No meaningful news from New York overnight. The Dow tumbled in the last hour of trading to close down nearly 100 points and end at 13,214. The market now seems convinced that there is more trouble in the credit markets, but thoroughly confused if that trouble will do damage to the real economy.
Moments of confusion are always the best time to slip away, when no one will notice. We wonder how many American investors are actively getting out of the dollar while the getting is good (or at least not a panic).
There’s been an earthquake in Chile. Chile is the world’s largest producer of copper. Copper prices jumped 6.1% in New York, the most in 16 months. Markets react (or over-react) quickly these days.
Power to Chile’s copper producing region was cut according to early reports from Bloomberg. A supply disruption would result, you’d think. What’s copper being doing lately? “Copper, which generally moves in line with economic expansion, had fallen 11 percent this month before today on concern a slowdown in the US would damp global growth,” reports Bloomberg.
OPEC meets in Riyadh this week. But it’s not just any meeting. It’s OPEC’s third-ever summit—which suggests it’s the kind of meeting that might produce a fundamental shift in OPEC’s policies. Or not. So what will happen?
“There is a very heavy tension quietly underlying the summit,” reports David Ebner at The Globe and Mail. “Saudi Arabia, the cartel’s de facto leader, is worried about shaking the global economy with US$100 a barrel oil—but it at the same time badly needs the money record crude prices are bringing to the kingdom.
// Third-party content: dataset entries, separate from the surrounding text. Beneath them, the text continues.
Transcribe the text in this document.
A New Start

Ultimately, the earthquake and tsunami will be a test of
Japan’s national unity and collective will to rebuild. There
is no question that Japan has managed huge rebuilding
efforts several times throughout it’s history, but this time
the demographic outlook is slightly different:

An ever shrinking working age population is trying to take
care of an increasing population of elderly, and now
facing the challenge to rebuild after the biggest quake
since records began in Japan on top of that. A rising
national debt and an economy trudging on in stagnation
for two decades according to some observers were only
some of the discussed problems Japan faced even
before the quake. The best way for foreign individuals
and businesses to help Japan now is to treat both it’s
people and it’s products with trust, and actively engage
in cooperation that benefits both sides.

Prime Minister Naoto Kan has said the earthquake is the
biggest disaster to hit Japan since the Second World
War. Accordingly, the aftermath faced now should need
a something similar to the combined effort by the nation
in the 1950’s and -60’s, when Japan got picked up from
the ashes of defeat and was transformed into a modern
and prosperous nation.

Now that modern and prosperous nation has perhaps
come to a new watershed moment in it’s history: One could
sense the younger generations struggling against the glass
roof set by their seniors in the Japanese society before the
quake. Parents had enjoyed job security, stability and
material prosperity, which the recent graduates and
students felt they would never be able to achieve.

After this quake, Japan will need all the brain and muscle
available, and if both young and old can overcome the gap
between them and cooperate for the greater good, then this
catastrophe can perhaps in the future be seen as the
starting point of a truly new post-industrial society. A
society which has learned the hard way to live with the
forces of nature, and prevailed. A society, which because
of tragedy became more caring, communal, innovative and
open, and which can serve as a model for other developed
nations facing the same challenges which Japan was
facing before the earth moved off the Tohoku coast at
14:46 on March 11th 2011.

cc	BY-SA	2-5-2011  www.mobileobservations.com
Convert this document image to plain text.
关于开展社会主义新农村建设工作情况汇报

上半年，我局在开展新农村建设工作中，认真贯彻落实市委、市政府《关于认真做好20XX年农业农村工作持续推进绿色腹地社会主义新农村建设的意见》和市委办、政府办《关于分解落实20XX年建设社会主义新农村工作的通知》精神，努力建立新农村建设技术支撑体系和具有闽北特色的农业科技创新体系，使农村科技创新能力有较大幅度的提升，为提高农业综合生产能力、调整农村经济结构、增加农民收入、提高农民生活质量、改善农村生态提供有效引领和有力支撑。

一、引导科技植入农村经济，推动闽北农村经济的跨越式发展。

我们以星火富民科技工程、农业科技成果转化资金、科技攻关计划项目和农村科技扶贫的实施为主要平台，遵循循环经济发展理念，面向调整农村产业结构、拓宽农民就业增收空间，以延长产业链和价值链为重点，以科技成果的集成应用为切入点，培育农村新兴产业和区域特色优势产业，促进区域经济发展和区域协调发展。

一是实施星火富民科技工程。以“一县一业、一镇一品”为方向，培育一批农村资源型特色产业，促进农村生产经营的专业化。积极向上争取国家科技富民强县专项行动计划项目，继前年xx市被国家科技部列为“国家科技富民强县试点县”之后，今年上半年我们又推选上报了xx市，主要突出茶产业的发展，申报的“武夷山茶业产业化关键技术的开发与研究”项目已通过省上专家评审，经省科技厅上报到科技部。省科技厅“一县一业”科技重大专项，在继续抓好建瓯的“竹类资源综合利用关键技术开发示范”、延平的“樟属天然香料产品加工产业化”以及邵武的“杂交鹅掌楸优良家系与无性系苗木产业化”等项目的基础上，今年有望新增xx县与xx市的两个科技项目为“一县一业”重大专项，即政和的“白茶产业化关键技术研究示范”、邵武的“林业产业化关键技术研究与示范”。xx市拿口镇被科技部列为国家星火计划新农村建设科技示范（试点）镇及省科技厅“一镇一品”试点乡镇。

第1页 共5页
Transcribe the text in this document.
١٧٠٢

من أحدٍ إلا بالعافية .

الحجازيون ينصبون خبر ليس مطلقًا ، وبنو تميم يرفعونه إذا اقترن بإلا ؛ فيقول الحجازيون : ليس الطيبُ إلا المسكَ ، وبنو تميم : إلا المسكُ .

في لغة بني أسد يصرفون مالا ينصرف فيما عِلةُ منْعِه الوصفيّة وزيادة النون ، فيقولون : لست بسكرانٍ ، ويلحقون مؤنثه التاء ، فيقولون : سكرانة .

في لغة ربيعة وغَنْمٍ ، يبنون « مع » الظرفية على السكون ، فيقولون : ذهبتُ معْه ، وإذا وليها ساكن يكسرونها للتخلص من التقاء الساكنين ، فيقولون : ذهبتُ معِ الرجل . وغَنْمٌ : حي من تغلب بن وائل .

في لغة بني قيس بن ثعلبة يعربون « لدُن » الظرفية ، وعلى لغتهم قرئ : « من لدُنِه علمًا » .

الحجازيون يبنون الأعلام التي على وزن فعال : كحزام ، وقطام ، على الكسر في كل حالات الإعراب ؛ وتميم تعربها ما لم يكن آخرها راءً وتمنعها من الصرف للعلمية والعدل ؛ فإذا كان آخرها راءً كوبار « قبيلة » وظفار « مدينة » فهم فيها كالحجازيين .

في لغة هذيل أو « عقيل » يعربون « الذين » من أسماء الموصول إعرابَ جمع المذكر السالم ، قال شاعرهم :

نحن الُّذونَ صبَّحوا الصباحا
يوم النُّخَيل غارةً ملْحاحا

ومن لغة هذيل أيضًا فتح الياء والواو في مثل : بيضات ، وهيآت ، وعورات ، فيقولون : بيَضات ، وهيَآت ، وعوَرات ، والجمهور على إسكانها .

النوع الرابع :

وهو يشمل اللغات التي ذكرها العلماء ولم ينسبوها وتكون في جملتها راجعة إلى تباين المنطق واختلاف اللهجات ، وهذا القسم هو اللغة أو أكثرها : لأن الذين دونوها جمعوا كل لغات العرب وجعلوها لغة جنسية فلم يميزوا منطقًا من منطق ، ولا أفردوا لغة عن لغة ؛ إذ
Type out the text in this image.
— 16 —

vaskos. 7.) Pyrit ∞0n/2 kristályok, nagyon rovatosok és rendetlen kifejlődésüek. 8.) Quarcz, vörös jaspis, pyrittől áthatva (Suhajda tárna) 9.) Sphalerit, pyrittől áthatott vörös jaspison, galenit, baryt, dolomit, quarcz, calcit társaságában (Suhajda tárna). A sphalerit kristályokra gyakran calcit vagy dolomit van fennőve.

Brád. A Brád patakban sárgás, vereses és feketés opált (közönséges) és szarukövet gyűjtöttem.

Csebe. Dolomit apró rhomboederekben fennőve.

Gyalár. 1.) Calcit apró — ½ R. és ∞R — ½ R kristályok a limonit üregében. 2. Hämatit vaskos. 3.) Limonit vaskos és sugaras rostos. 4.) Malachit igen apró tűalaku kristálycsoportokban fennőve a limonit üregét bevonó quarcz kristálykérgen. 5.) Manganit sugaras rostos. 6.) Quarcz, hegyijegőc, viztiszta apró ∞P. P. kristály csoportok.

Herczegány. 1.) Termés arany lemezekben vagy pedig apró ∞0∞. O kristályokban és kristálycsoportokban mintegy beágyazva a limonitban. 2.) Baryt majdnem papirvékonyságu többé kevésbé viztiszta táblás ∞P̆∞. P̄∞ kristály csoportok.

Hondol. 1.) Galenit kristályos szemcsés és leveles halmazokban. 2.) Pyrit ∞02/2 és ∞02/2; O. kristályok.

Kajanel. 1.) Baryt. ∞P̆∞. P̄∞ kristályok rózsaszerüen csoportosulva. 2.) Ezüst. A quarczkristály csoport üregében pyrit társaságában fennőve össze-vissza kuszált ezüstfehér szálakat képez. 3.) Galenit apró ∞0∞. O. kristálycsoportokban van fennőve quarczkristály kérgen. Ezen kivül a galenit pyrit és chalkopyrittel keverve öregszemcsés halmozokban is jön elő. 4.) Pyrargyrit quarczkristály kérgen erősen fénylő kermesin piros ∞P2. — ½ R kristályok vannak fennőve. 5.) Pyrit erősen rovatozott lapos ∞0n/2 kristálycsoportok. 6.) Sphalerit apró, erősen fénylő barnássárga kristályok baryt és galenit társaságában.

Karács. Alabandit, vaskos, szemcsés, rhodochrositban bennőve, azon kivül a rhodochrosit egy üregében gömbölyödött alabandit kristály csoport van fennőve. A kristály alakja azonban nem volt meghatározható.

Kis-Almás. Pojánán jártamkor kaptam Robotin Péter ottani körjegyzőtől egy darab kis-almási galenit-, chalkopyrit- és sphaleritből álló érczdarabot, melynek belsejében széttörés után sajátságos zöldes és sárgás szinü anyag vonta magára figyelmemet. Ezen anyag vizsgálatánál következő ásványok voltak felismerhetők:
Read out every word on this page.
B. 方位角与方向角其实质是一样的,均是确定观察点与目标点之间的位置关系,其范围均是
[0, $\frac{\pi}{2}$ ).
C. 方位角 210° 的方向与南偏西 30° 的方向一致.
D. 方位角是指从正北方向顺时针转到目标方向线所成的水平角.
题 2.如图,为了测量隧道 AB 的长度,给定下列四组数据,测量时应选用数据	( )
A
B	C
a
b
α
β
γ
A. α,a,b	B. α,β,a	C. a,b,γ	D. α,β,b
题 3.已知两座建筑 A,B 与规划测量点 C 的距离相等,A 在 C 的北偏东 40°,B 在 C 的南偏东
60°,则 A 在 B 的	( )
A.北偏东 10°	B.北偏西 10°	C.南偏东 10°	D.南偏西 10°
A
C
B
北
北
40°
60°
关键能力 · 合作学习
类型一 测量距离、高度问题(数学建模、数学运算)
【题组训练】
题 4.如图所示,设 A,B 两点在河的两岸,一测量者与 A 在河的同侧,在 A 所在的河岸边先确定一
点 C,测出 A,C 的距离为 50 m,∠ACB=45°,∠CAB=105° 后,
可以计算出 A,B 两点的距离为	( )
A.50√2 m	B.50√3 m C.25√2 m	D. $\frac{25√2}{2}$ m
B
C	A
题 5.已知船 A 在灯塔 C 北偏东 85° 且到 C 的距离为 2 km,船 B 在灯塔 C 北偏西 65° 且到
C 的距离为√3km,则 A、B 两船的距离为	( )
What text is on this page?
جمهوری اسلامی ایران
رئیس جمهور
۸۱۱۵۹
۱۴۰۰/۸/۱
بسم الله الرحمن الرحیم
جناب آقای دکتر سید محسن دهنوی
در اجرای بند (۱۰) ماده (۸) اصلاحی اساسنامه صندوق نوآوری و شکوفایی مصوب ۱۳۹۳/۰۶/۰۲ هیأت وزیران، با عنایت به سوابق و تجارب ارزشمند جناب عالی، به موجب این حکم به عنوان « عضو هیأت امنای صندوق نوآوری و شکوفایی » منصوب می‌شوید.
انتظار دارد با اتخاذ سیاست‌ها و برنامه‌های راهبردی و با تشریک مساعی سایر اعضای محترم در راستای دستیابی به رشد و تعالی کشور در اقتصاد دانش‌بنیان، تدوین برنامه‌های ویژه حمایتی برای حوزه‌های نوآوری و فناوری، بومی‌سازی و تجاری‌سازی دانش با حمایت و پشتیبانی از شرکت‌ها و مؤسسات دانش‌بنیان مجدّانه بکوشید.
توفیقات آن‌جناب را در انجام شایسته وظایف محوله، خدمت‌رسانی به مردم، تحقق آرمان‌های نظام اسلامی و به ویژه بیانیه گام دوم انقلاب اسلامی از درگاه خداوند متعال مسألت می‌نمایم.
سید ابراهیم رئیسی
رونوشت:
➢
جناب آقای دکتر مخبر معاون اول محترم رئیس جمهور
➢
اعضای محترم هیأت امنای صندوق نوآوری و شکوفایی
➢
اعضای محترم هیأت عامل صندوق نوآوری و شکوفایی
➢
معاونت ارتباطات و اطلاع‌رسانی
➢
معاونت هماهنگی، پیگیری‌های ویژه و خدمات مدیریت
And there’s a sense among Saudis that they were misled for years by the Western world, which claimed the global economy would be broken by too-high oil prices.”
The world hasn’t seen high oil prices yet. It’s seen nearly US$100 oil. But that is just a pale reflection of the falling US dollar. High oil prices would be more like US$120 or US$150. As we mentioned earlier this week, consumers in Asia are largely cushioned from high oil prices with subsidies. And let’s face it, even though gasoline is US$3 per gallon in the States, it’s still cheaper than Coca Cola. Good grief.
We’ll report back on the Third Summit if we find anything interesting its 91 page guide book.